Solve for x: 8x - 5 = 3x + 20.

To solve the equation \( 8x - 5 = 3x + 20 \), we can start by isolating the variable \( x \).

1. Subtract \( 3x \) from both sides: \[ 8x - 3x - 5 = 20 \] This simplifies to: \[ 5x - 5 = 20 \]

2. Next, add \( 5 \) to both sides: \[ 5x - 5 + 5 = 20 + 5 \] This simplifies to: \[ 5x = 25 \]

3. Finally, divide both sides by \( 5 \): \[ x = \frac{25}{5} \] Thus, \[ x = 5 \]

The solution is \( x = 5 \).

are you sure this is correct

Yes, let's double-check the calculation step by step to confirm the solution is correct.

Starting with the original equation: \[ 8x - 5 = 3x + 20 \]

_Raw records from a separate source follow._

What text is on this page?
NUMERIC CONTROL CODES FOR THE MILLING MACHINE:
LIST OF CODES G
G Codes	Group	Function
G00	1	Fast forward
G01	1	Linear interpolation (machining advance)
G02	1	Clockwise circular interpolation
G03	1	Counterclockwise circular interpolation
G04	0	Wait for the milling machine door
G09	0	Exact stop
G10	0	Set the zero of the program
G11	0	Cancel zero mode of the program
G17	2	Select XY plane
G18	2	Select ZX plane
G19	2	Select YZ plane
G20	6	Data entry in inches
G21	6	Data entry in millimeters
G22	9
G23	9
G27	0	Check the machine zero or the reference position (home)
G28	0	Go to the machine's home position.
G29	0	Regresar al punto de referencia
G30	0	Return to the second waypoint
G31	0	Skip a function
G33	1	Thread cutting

1. Subtract \( 3x \) from both sides: \[ 8x - 3x - 5 = 20 \] This simplifies to: \[ 5x - 5 = 20 \]

2. Now add \( 5 \) to both sides: \[ 5x - 5 + 5 = 20 + 5 \] This simplifies to: \[ 5x = 25 \]

3. Finally, divide both sides by \( 5 \): \[ x = \frac{25}{5} \] Thus, this gives: \[ x = 5 \]

To verify, let's plug \( x = 5 \) back into the original equation: Left-hand side: \[ 8(5) - 5 = 40 - 5 = 35 \] Right-hand side: \[ 3(5) + 20 = 15 + 20 = 35 \]

Since both sides equal \( 35 \), the solution \( x = 5 \) is correct.